2019 05 01 18 04 9324 Pet Plaque Nih Grant 20190501180544

The U.S. National Institutes of Health (NIH) has awarded a $5.1 million grant to researchers at Mallinckrodt Institute of Radiology to develop PET-based imaging tools to distinguish vulnerable plaque in the body.

The Emerging Investigator Award will fund work by Yongjian Liu, PhD, associate professor of radiology, and colleagues at the Washington University School of Medicine in St. Louis for the next seven years to identify and treat vulnerable plaque. When vulnerable plaque breaks from an artery, it can block the flow of blood.
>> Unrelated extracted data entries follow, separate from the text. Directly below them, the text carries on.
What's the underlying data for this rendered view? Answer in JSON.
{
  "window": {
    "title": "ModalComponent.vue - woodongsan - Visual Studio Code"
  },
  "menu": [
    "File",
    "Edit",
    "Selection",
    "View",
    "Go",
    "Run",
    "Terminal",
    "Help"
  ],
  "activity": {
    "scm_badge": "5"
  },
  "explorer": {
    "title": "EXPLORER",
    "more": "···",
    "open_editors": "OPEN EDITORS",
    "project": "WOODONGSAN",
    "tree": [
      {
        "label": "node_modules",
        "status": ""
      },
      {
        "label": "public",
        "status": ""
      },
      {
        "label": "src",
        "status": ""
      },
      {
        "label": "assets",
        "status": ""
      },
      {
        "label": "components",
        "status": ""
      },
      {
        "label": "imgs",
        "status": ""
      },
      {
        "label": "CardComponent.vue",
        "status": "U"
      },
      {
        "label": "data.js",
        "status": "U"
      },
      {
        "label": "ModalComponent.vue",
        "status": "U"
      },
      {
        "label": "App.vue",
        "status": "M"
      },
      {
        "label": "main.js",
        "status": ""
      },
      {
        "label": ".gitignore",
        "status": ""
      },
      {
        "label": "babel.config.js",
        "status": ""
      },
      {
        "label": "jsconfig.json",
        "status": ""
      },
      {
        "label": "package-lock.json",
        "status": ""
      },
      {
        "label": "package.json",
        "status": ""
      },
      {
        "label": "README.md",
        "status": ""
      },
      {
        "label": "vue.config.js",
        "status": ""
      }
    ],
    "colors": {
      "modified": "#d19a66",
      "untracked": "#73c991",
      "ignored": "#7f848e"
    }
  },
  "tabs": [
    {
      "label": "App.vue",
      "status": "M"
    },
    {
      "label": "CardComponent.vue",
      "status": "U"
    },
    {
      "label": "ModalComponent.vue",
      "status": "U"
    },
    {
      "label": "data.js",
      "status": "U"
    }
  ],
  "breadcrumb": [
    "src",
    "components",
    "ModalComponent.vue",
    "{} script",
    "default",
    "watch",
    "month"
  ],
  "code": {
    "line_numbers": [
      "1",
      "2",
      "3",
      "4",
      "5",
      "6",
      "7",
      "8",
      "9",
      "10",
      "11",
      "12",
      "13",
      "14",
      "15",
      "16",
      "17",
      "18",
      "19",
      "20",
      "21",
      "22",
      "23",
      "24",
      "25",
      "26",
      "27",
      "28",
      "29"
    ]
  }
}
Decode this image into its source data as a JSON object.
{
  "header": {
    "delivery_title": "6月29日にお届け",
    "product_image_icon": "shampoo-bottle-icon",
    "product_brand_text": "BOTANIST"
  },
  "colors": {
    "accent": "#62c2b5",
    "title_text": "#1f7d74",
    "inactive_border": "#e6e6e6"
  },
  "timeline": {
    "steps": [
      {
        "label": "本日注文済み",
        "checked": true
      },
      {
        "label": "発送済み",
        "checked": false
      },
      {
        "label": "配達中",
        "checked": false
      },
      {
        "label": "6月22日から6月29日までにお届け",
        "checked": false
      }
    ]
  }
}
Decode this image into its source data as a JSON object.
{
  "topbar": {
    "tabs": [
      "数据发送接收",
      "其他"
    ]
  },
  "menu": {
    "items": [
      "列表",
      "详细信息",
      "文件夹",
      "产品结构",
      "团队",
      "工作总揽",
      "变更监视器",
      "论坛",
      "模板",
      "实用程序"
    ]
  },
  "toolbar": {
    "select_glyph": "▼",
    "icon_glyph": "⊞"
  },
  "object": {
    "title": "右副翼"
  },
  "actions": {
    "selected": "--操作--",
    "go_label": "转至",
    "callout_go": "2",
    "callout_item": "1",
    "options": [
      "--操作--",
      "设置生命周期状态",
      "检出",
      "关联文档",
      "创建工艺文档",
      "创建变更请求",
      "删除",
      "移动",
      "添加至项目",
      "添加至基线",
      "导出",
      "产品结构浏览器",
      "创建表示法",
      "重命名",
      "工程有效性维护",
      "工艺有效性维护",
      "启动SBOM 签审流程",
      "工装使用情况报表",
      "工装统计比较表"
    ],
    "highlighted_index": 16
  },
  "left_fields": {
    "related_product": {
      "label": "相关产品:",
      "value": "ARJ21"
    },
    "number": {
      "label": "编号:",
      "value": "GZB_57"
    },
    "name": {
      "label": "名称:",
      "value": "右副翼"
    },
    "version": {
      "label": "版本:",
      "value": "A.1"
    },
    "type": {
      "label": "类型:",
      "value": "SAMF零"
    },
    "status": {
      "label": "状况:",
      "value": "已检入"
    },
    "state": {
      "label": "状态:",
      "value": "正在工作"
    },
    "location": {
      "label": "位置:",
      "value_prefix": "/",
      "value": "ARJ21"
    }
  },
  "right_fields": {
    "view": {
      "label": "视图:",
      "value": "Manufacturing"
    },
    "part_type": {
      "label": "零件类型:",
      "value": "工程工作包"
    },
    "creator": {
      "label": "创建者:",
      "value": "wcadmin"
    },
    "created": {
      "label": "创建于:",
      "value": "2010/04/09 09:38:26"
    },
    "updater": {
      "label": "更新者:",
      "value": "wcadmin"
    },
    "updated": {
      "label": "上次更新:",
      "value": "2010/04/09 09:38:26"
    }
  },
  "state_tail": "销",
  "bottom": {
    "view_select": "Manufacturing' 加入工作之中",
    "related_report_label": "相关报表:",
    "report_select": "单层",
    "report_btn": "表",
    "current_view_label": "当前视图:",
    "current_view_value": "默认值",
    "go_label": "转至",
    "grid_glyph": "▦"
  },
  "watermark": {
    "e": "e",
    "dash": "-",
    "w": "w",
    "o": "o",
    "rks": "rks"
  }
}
If that incident occurs in the neck, for example, it can cause a stroke.

"The problem is that there's no way to predict the rupture of a plaque," Liu said in a statement. "We can tell that someone has plaque but not whether it increases the risk of a serious cardiovascular event like heart attack or stroke."

Plaque containing inflammatory cells and proteins is more likely to rupture, so the researchers are designing PET radiotracers to detect signs of inflammation within plaque. For this research, Liu plans to study mice with atherosclerosis and samples of blood vessels from people who have undergone plaque-removal surgery to assess whether the tracers can reliably detect vulnerable plaque.

Atherosclerotic plaque shows up as colored regions in a PET scan of a human artery. Image courtesy of Yongjian Liu, PhD, and Washington University School of Medicine.Atherosclerotic plaque shows up as colored regions in a PET scan of a human artery. Image courtesy of Yongjian Liu, PhD, and Washington University School of Medicine.

"The goal is really individualized, targeted treatment," Liu said. "Right now, we don't know who is at risk and even if we did, we can't deliver drugs precisely and efficiently. With imaging, we'll be able to identify vulnerable plaque, deliver treatment directly to it, and see whether the treatment is effective."